Brussels, 17/12/2001 (Agence Europe) - The European Commission gave rather a cool welcome to the suggestions made last week by the United States with a view to "improving" the Community system in gestation regarding the traceability and the labelling of products likely to contain genetically modified organisms. The system is "impractical, unwieldy, discriminatory and disadvantageous even for Europe", said Alain P. Larson, US Under Secretary of State for Economic and Agricultural Affairs, during a short trip to Brussels last Wednesday. He stressed Washington's growing impatience regarding the European embargo on GMOs.
American patience continues to wear thin after three years of freezing the process for approval of GMOs, said Mr Larson. He pointed out that the issue is obviously very important commercially speaking for the United States. He said he was there to understand how things stand in order to be able to decide what would be the best approach to follow. He did not, however, speak at this stage of filing a complaint with the WTO. The feeling on the American side is that, among the many approaches that have been tried, none have worked. The Commission has not yet done everything in its power, with the competences that it has, to have the Community regulations and legislation applied, he said in substance, returning on several occasions to the "urgency" of making a "real political effort" so that the approval procedure starts up again. It is also in the interest of Europeans on one of the most important emergent markets and, more still, of the future of populations that are suffering from hunger, he said, developing at length this controversial argument to say the least on the use of biotechnology as a response to this particularly acute and complex problem in the Third World.
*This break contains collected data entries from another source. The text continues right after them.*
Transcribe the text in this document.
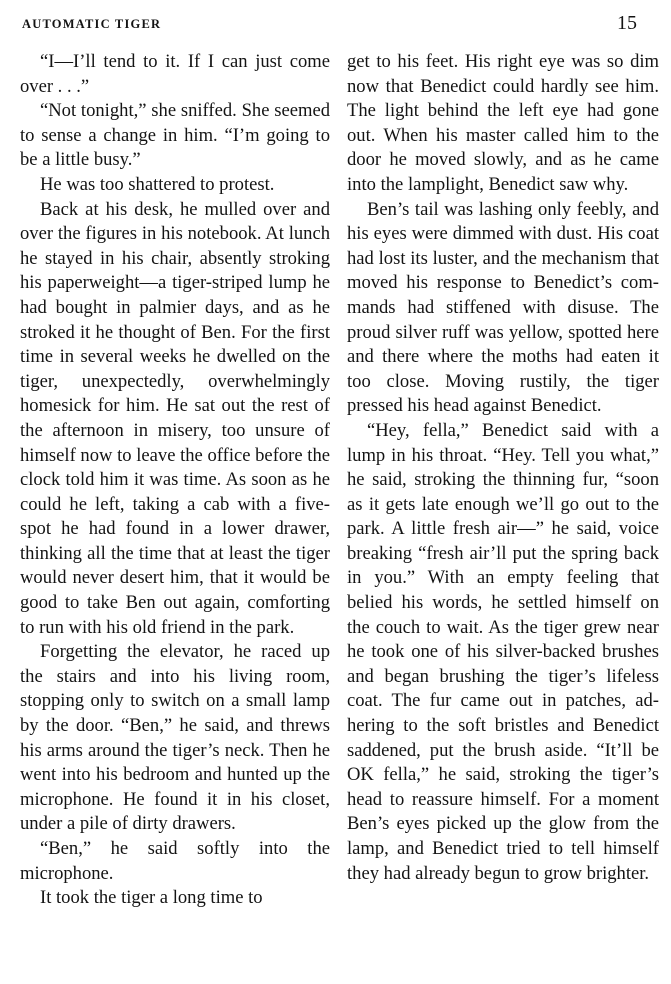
AUTOMATIC TIGER	15

“I—I’ll tend to it. If I can just come over . . .”

“Not tonight,” she sniffed. She seemed to sense a change in him. “I’m going to be a little busy.”

He was too shattered to protest.

Back at his desk, he mulled over and over the figures in his notebook. At lunch he stayed in his chair, absently stroking his paperweight—a tiger-striped lump he had bought in palmier days, and as he stroked it he thought of Ben. For the first time in several weeks he dwelled on the tiger, unexpectedly, overwhelmingly homesick for him. He sat out the rest of the afternoon in misery, too unsure of himself now to leave the office before the clock told him it was time. As soon as he could he left, taking a cab with a five-spot he had found in a lower drawer, thinking all the time that at least the tiger would never desert him, that it would be good to take Ben out again, comforting to run with his old friend in the park.

Forgetting the elevator, he raced up the stairs and into his living room, stopping only to switch on a small lamp by the door. “Ben,” he said, and threws his arms around the tiger’s neck. Then he went into his bedroom and hunted up the microphone. He found it in his closet, under a pile of dirty drawers.

“Ben,” he said softly into the microphone.

It took the tiger a long time to

get to his feet. His right eye was so dim now that Benedict could hardly see him. The light behind the left eye had gone out. When his master called him to the door he moved slowly, and as he came into the lamplight, Benedict saw why.

Ben’s tail was lashing only feebly, and his eyes were dimmed with dust. His coat had lost its luster, and the mechanism that moved his response to Benedict’s commands had stiffened with disuse. The proud silver ruff was yellow, spotted here and there where the moths had eaten it too close. Moving rustily, the tiger pressed his head against Benedict.

“Hey, fella,” Benedict said with a lump in his throat. “Hey. Tell you what,” he said, stroking the thinning fur, “soon as it gets late enough we’ll go out to the park. A little fresh air—” he said, voice breaking “fresh air’ll put the spring back in you.” With an empty feeling that belied his words, he settled himself on the couch to wait. As the tiger grew near he took one of his silver-backed brushes and began brushing the tiger’s lifeless coat. The fur came out in patches, adhering to the soft bristles and Benedict saddened, put the brush aside. “It’ll be OK fella,” he said, stroking the tiger’s head to reassure himself. For a moment Ben’s eyes picked up the glow from the lamp, and Benedict tried to tell himself they had already begun to grow brighter.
On the second chapter of the GMO affair, Mr Larson invited the Union to "improve and reconsider" its proposal to set in place a system of traceability and labelling which, as it stands, does not seem to him to be viable. The project, which was presented several days earlier in Geneva, would also prove "discriminatory" in the absence of "justification for tracing and costly labelling that covers (the GMOs) and not other products" such as wine and cheese that are, however, likely to be produced with the help of genetically modified enzymes, he affirmed. He went on to suggest that Europeans should consider "other models" available, mainly in the light of the concluding experiments done throughout the world, if their aim is really to facilitate consumer choice. A "GMO free" label would no doubt be more precise, effective and easily controllable rather than stigmatise products for what they might contain. You might as well stamp everything with "potentially genetically modified" or remove everything from the shelves, he said sarcastically. This "option" was discussed a long time back, the European Commission replied, recalling that the Commission had judged it "insufficient consumer information". "Our proposals are on the table and we shall not change them", said the spokesperson.